I did try filing off the excess at the other end to make it possible to use the DIP IC puller, but it didn't really help, as the opposite end was loose, and so it could rotate a bit. But every indication is with that fixed, it should work nicely.
The only other error I have found so far is a problem of my creation: The wide 20-pin module is too wide for the carrier board footprint, as you can kind of see in this image:
Whereas the other two smaller modules sit nicely over their footprints, the wide one is too wide, and doesn't leave enough of the carrier board pads visible. That will be an easy fix, however.
Time to try soldering it on, including fitting the VCC and GND straps using bits of solder wick. That worked really easily, as the solder wick really wants to connect to the solder, even if it only reflows a little, because of the thermal mass of the carrier board's GND and VCC planes. So that feature is a win!
I ended up with it a bit rotated first time around as you can see above, and so I got to try out the ease of desoldering straight away ;) With the VCC and GND straps not fitted, there was no massive thermal capacity problem, and with a bit of mucking about with my hot air gun, I was able to pull it off again prying it from underneath with a pair of tweezers. I was not at all gentle, and had the hot air set to 350C, which is pretty hot, and it still worked to remove it, without ripping any pads. You can see that some of the pads the solder was only softened, not properly melted when I pried it off, but all the pads still stayed put!
In the process of doing all this, I have learnt that the hole diameter in the castellated pads should be a bit bigger, so that the soldering iron can sit in it easier, to ensure ease of forming the solder joint. Also, for ease of removal, I should reduce the size of the pad on the underside of the modules. The big pad on the top side is good, though, as it allows for continuity testing of the joints super easily using multimeter probes, because the pads are big enough to park the probes on each.
Remounting the module wasn't too hard, although I did learn the hard way, that its much easier if you first wick off the solder lumps from the carrier board pads and the underside of the module, so that it could sit flat on the carrier board again. This is another reason to remove the excess pad size on the underside of the modules.
Once I did that, it was really easy to reseat the module. Holding the soldering iron vertical in the half-hole of the castellation seemed the easiest way to get both parts of the joint hot quickly.
Again, I purposely didn't take too much care with this process, to simulate someone doing this with limited skills, or in an austere environment.
Then it was time to refit the VCC and GND straps. I recycled the saturated bits of solder wick from the process of cleaning the module and carrier pads, so it looks a bit scrappy, but the key point is that all connections have continuity.
The only thing to be careful of when recycling saturated wick like this, is to make sure it sits low enough, that it can't snag on anything sitting above the module PCB level, for example, if we had the carrier board sitting directly behind the battery or screen in the MEGAphone. But its fairly easy to poke it down using a soldering iron.

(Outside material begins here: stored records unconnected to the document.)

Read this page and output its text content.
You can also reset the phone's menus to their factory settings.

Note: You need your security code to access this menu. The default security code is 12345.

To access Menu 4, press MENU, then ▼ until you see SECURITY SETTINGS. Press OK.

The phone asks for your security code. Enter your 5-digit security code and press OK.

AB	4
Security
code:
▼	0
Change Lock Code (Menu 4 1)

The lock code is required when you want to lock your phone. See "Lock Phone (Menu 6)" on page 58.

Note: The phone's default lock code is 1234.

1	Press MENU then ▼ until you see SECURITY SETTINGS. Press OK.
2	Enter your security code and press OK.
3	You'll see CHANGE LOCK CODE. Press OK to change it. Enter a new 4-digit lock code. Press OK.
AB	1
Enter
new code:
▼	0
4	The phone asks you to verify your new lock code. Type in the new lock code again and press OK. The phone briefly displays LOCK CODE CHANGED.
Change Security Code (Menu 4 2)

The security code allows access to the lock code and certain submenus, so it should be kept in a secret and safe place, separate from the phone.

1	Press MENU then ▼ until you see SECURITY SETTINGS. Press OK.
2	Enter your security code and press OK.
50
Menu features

The final thing to try out was to apply glitter polish, and see how the QR-code style reference points work to make it easier to acquire and compare an image of the glitter over the module. Actually making the image registration software to do this is outside of my scope, but if anyone would like to give it a go, and see how well it works, here are a few images from different angles:
Anyway, the short story is that this module format seems to be workable, and I just need to do a respin at some point with the reduced pad size on the underside of the modules, and fix the width of the wide module. I'll do those two when I design up the first modules (which will probably be DC:DC regulator modules), which will also give some time for me to figure out with PCBWay how the production fault occurred, so that we can avoid it in future.